Sheriff Granger walked to the door and held it open for Travis. “If you need anythin’, you’ve got the number of the station. Just give a call. They’ll get me on the radio.”

Radio … another unanswered question.
“Could I ask you a question, Sheriff Granger? That radio we found here at our house … Did you ever discover who it belonged to?”

“Miz Jocie Baker,” he said. “But don’t go suspectin’ her of breakin’ into your house. Eighty years old and wouldn’t hurt a fly. That radio was on the list of things that got stolen when her house was burglarized last month.”

“Do you have any idea how it got into
our
house?”

“No,” he said, “and it’s the least of my worries right now.”

“Katie shouldn’t be alone—” Travis began, but I firmly shook my head.

“I am fine. Honest.” I wasn’t pretending. I needed to be alone, because I had an awful lot to think about. “I’ll call my mother at her hotel. She’ll appreciate that both of you came to check on me. Thanks. Good night.”

CHAPTER FOURTEEN

A
s I sat alone on the couch, I started to think. Whoever had burglarized Mrs. Baker’s house, and was interrupted burglarizing ours, hadn’t been leaving us any gifts or souvenirs. The radio had been here, and he was taking it away. Had he stashed the things he’d stolen in this old house, thinking that no one would bother to search it? Was he the one who had tried to scare us away, and when we hadn’t left, had come back to collect his loot? Was our burglary just a cover-up?

At first it made sense, but then it began to get fuzzy. Mom and I had cleaned every inch of the house from top to bottom. If anything had been hidden away, we would have found it.

From top to bottom?

I walked into the hallway and glanced up at the rectangular
door fitted into the ceiling. Then I remembered that when we were getting this house ready to live in I’d asked Mom if we should clean the attic, and she said there was no need to clean up there.

I reached up and tugged at the short length of rope that hung from the rectangle and pulled down the folding stairs that led up into the attic.

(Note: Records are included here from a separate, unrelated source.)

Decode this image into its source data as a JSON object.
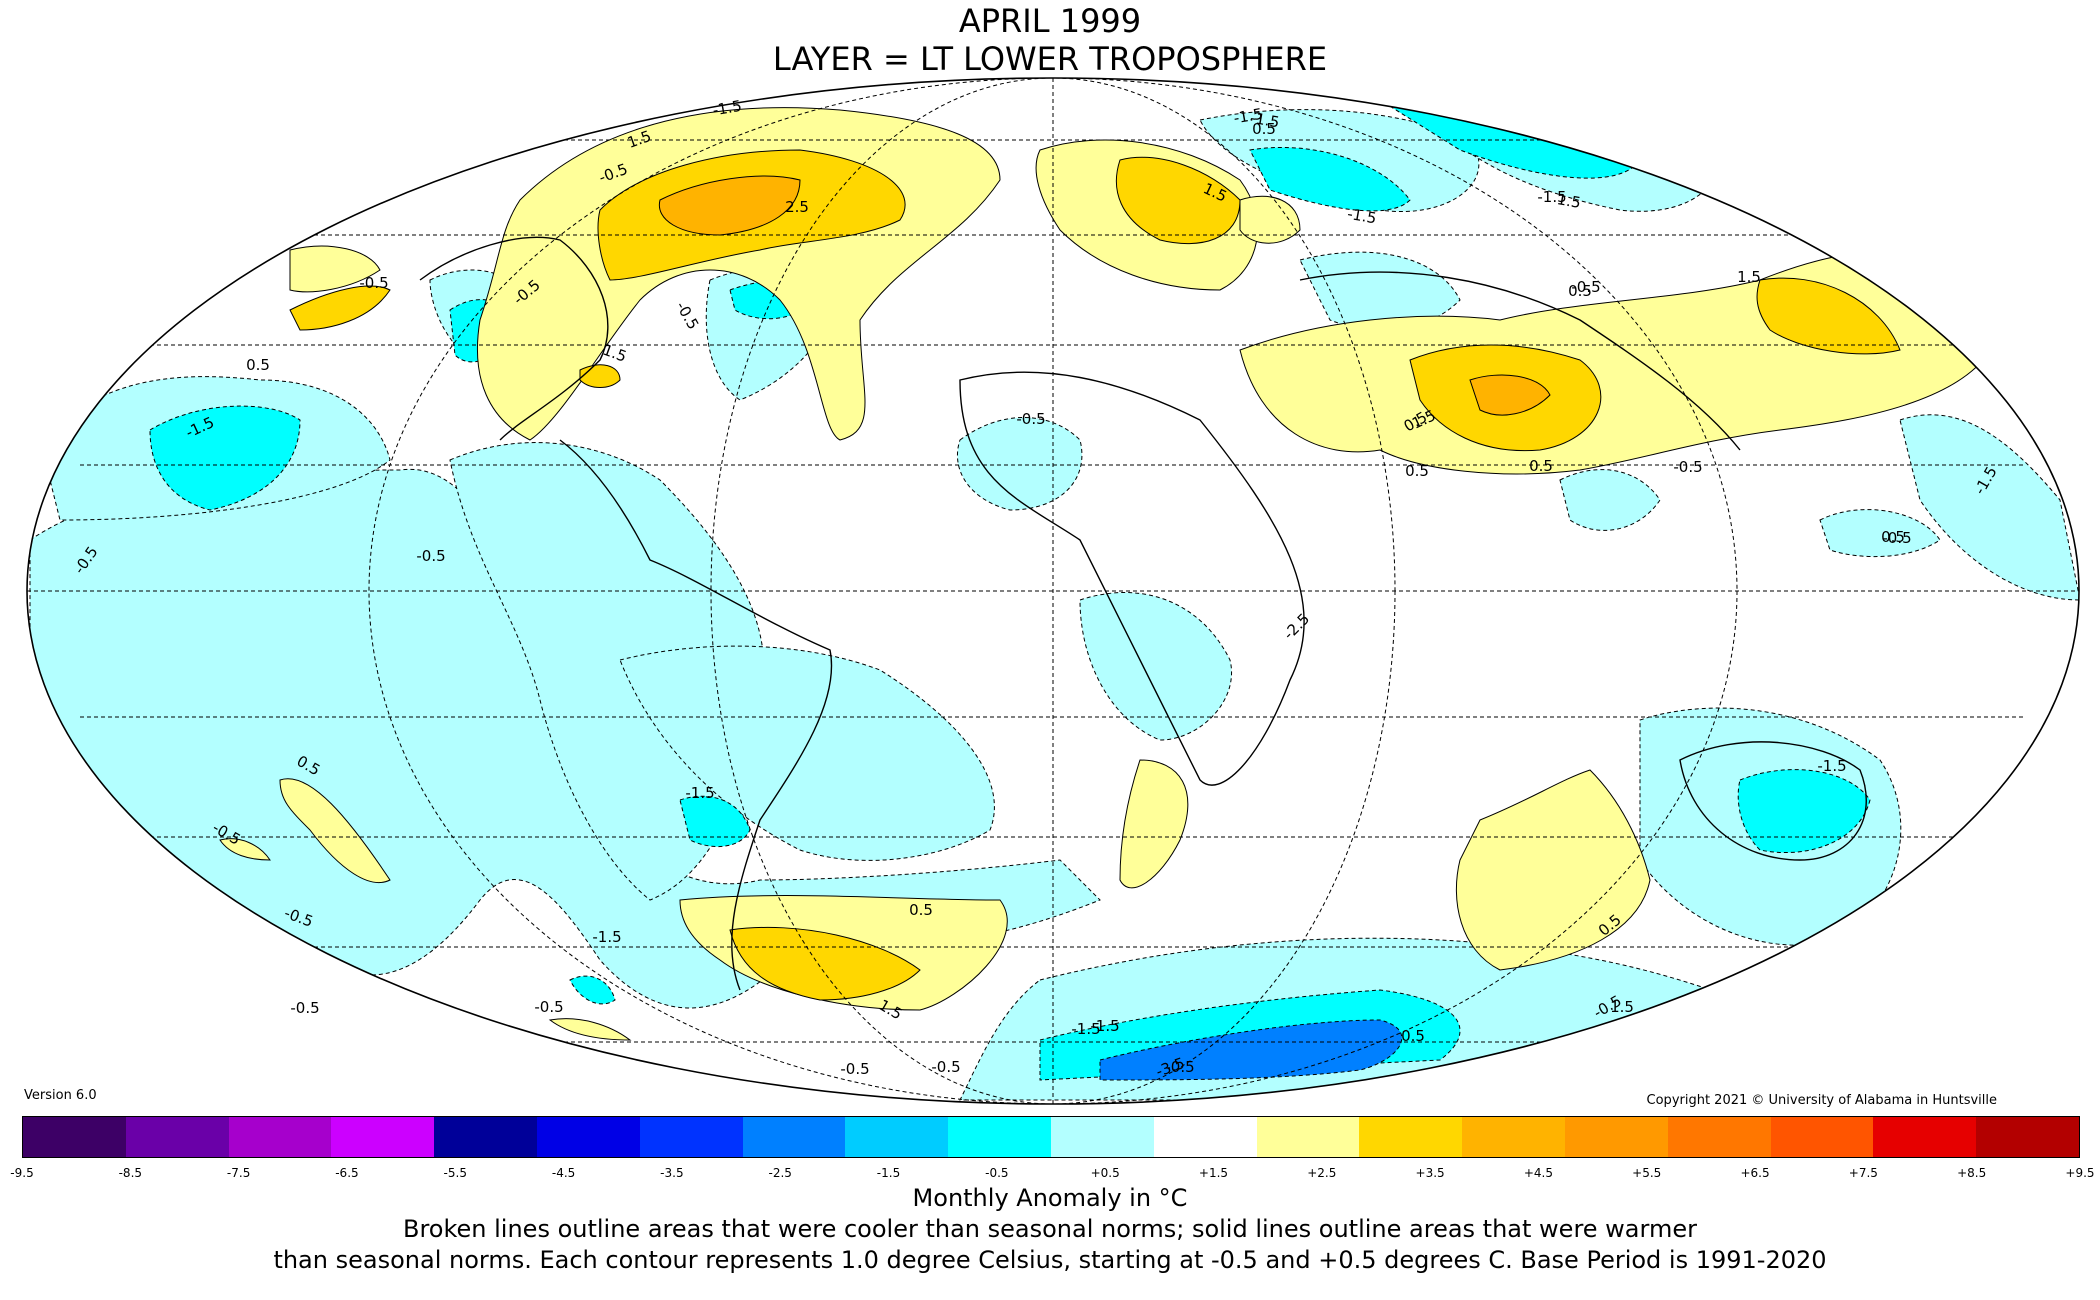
{
  "title": "APRIL 1999",
  "subtitle": "LAYER = LT LOWER TROPOSPHERE",
  "version": "Version 6.0",
  "copyright": "Copyright 2021 © University of Alabama in Huntsville",
  "colorbar": {
    "label": "Monthly Anomaly in °C",
    "ticks": [
      "-9.5",
      "-8.5",
      "-7.5",
      "-6.5",
      "-5.5",
      "-4.5",
      "-3.5",
      "-2.5",
      "-1.5",
      "-0.5",
      "+0.5",
      "+1.5",
      "+2.5",
      "+3.5",
      "+4.5",
      "+5.5",
      "+6.5",
      "+7.5",
      "+8.5",
      "+9.5"
    ],
    "colors": [
      "#3d0066",
      "#6a00a8",
      "#a600cc",
      "#cc00ff",
      "#000099",
      "#0000e6",
      "#0033ff",
      "#0080ff",
      "#00ccff",
      "#00ffff",
      "#b3ffff",
      "#ffffff",
      "#ffff99",
      "#ffd700",
      "#ffb300",
      "#ff9900",
      "#ff7700",
      "#ff5500",
      "#e60000",
      "#b30000"
    ]
  },
  "caption_line1": "Broken lines outline areas that were cooler than seasonal norms; solid lines outline areas that were warmer",
  "caption_line2": "than seasonal norms. Each contour represents 1.0 degree Celsius, starting at -0.5 and +0.5 degrees C. Base Period is 1991-2020",
  "contour_labels": [
    "-1.5",
    "1.5",
    "-0.5",
    "2.5",
    "-1.5",
    "1.5",
    "-1.5",
    "1.5",
    "0.5",
    "-1.5",
    "0.5",
    "1.5",
    "-1.5",
    "-0.5",
    "-0.5",
    "1.5",
    "0.5",
    "-0.5",
    "-0.5",
    "-0.5",
    "-0.5",
    "0.5",
    "-1.5",
    "0.5",
    "-0.5",
    "0.5",
    "1.5",
    "-1.5",
    "-0.5",
    "0.5",
    "-0.5",
    "-1.5",
    "0.5",
    "-0.5",
    "-2.5",
    "-3.5",
    "-1.5",
    "-0.5",
    "-1.5",
    "0.5",
    "-1.5",
    "0.5",
    "-0.5",
    "-0.5",
    "1.5",
    "-0.5",
    "-0.5",
    "0.5",
    "-0.5",
    "1.5",
    "-1.5",
    "-0.5"
  ]
}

Was there a light switch up there? I had no idea. I got a flashlight, tried not to think about mice and cockroaches, and carefully climbed the stairs.

The moment my head poked above the attic floor I swept my light around in every direction. Ugh! I’d been right about mouse droppings. The attic, which stank from dust and mildew, was filthy.

I sneezed, raising a cloud of dust, and quickly climbed up the rest of the stairs. There were footprints … lots of footprints. Mom’s uncle Jim hadn’t made these footprints, because they were far too new. And so was the small television set at one side of the small space and the microwave next to it. Just as I’d suspected, this is where the thief had stashed the things he’d stolen. Mom and I had interrupted him before he’d been able to get them all out of our house.